Dynamic 3D Load Optimization Using AI and Heuristic Integration in Smart Logistics

3D Bin Packing Reinforcement Learning Hybrid Optimization Proximal Policy Optimization (PPO) Logistics and Load Efficiency Process Innovation

Authors

Downloads

Efficient 3D bin packing remains a significant challenge in logistics, supply chain management, and warehouse automation, where the objective is to maximize space utilization and maintain load stability while minimizing computational time. Traditional heuristic-based methods, such as First Fit and Best Fit, have long been used for their simplicity and speed; however, they often struggle to achieve optimal results in dynamic and complex packing environments.
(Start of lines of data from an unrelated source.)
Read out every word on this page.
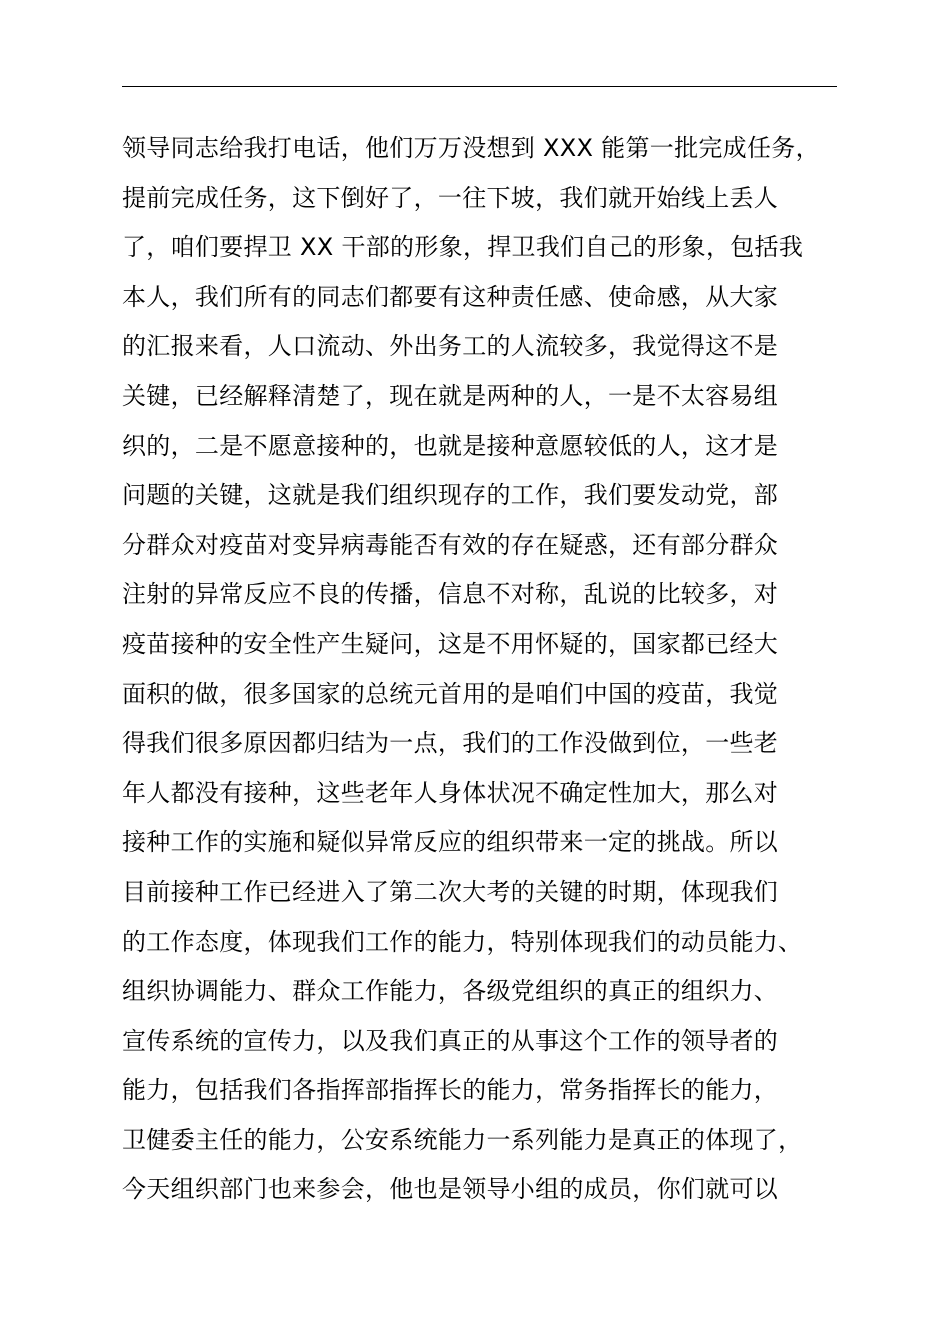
领导同志给我打电话，他们万万没想到 XXX 能第一批完成任务，
提前完成任务，这下倒好了，一往下坡，我们就开始线上丢人
了，咱们要捍卫 XX 干部的形象，捍卫我们自己的形象，包括我
本人，我们所有的同志们都要有这种责任感、使命感，从大家
的汇报来看，人口流动、外出务工的人流较多，我觉得这不是
关键，已经解释清楚了，现在就是两种的人，一是不太容易组
织的，二是不愿意接种的，也就是接种意愿较低的人，这才是
问题的关键，这就是我们组织现存的工作，我们要发动党，部
分群众对疫苗对变异病毒能否有效的存在疑惑，还有部分群众
注射的异常反应不良的传播，信息不对称，乱说的比较多，对
疫苗接种的安全性产生疑问，这是不用怀疑的，国家都已经大
面积的做，很多国家的总统元首用的是咱们中国的疫苗，我觉
得我们很多原因都归结为一点，我们的工作没做到位，一些老
年人都没有接种，这些老年人身体状况不确定性加大，那么对
接种工作的实施和疑似异常反应的组织带来一定的挑战。所以
目前接种工作已经进入了第二次大考的关键的时期，体现我们
的工作态度，体现我们工作的能力，特别体现我们的动员能力、
组织协调能力、群众工作能力，各级党组织的真正的组织力、
宣传系统的宣传力，以及我们真正的从事这个工作的领导者的
能力，包括我们各指挥部指挥长的能力，常务指挥长的能力，
卫健委主任的能力，公安系统能力一系列能力是真正的体现了，
今天组织部门也来参会，他也是领导小组的成员，你们就可以
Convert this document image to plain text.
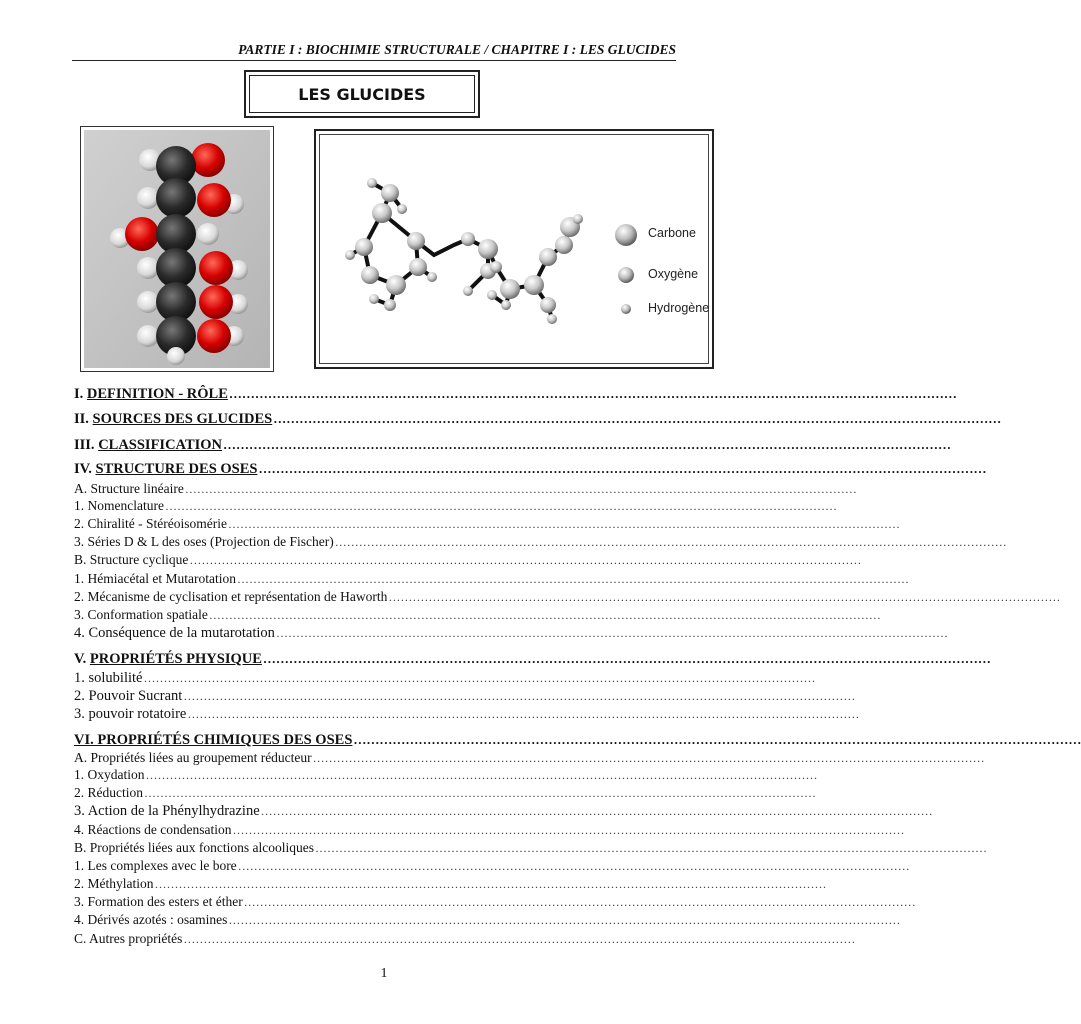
PARTIE I : BIOCHIMIE STRUCTURALE / CHAPITRE I : LES GLUCIDES
LES GLUCIDES
Carbone
Oxygène
Hydrogène
I. DEFINITION - RÔLE ……………………………………………………………………………………………………………………………………………………
II. SOURCES DES GLUCIDES ……………………………………………………………………………………………………………………………………………………
III. CLASSIFICATION ……………………………………………………………………………………………………………………………………………………
IV. STRUCTURE DES OSES ……………………………………………………………………………………………………………………………………………………
A. Structure linéaire ……………………………………………………………………………………………………………………………………………………
1. Nomenclature ……………………………………………………………………………………………………………………………………………………
2. Chiralité - Stéréoisomérie ……………………………………………………………………………………………………………………………………………………
3. Séries D & L des oses (Projection de Fischer) ……………………………………………………………………………………………………………………………………………………
B. Structure cyclique ……………………………………………………………………………………………………………………………………………………
1. Hémiacétal et Mutarotation ……………………………………………………………………………………………………………………………………………………
2. Mécanisme de cyclisation et représentation de Haworth ……………………………………………………………………………………………………………………………………………………
3. Conformation spatiale ……………………………………………………………………………………………………………………………………………………
4. Conséquence de la mutarotation ……………………………………………………………………………………………………………………………………………………
V. PROPRIÉTÉS PHYSIQUE ……………………………………………………………………………………………………………………………………………………
1. solubilité ……………………………………………………………………………………………………………………………………………………
2. Pouvoir Sucrant ……………………………………………………………………………………………………………………………………………………
3. pouvoir rotatoire ……………………………………………………………………………………………………………………………………………………
VI. PROPRIÉTÉS CHIMIQUES DES OSES ……………………………………………………………………………………………………………………………………………………
A. Propriétés liées au groupement réducteur ……………………………………………………………………………………………………………………………………………………
1. Oxydation ……………………………………………………………………………………………………………………………………………………
2. Réduction ……………………………………………………………………………………………………………………………………………………
3. Action de la Phénylhydrazine ……………………………………………………………………………………………………………………………………………………
4. Réactions de condensation ……………………………………………………………………………………………………………………………………………………
B. Propriétés liées aux fonctions alcooliques ……………………………………………………………………………………………………………………………………………………
1. Les complexes avec le bore ……………………………………………………………………………………………………………………………………………………
2. Méthylation ……………………………………………………………………………………………………………………………………………………
3. Formation des esters et éther ……………………………………………………………………………………………………………………………………………………
4. Dérivés azotés : osamines ……………………………………………………………………………………………………………………………………………………
C. Autres propriétés ……………………………………………………………………………………………………………………………………………………
1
To address these limitations, recent works have explored the use of metaheuristic approaches like Genetic Algorithms (GAs), and more recently, Reinforcement Learning (RL), particularly Proximal Policy Optimization (PPO), to enhance decision-making under constraints. This study proposes a hybrid bin packing solution that combines the strengths of PPO-based reinforcement learning with traditional heuristic strategies to intelligently select item placements in a simulated 3D packing environment. The system was tested using four container sizes and a standardized set of boxes with constraints on volume and weight. Four algorithms—First Fit, Best Fit, Genetic Algorithm, and the proposed Hybrid PPO model—were evaluated using consistent metrics, including packing time, placement success rate, space used, total weight, access efficiency, and stability score. The experimental results reveal that while the First Fit algorithm achieves the fastest packing time (13,269s), it delivers lower placement success (48.4%) and access efficiency (0.60). The Genetic Algorithm achieves high placement rates (52.4–100%) and maximum packing performance, but at a significantly higher computational cost (92,124s). The Hybrid PPO algorithm demonstrates the most balanced performance, achieving a 100% placement success rate in the smallest container and over 72.4% in the largest, while maintaining reasonable packing time (35,712s), high access efficiency (up to 0.95), and superior stability scores (up to 0.80). The Hybrid PPO model outperforms traditional methods and standalone GAs by combining intelligent learning with domain-specific heuristics. This positions the hybrid approach as a promising and scalable solution for real-world logistics environments demanding both efficiency and adaptability in 3D load optimization.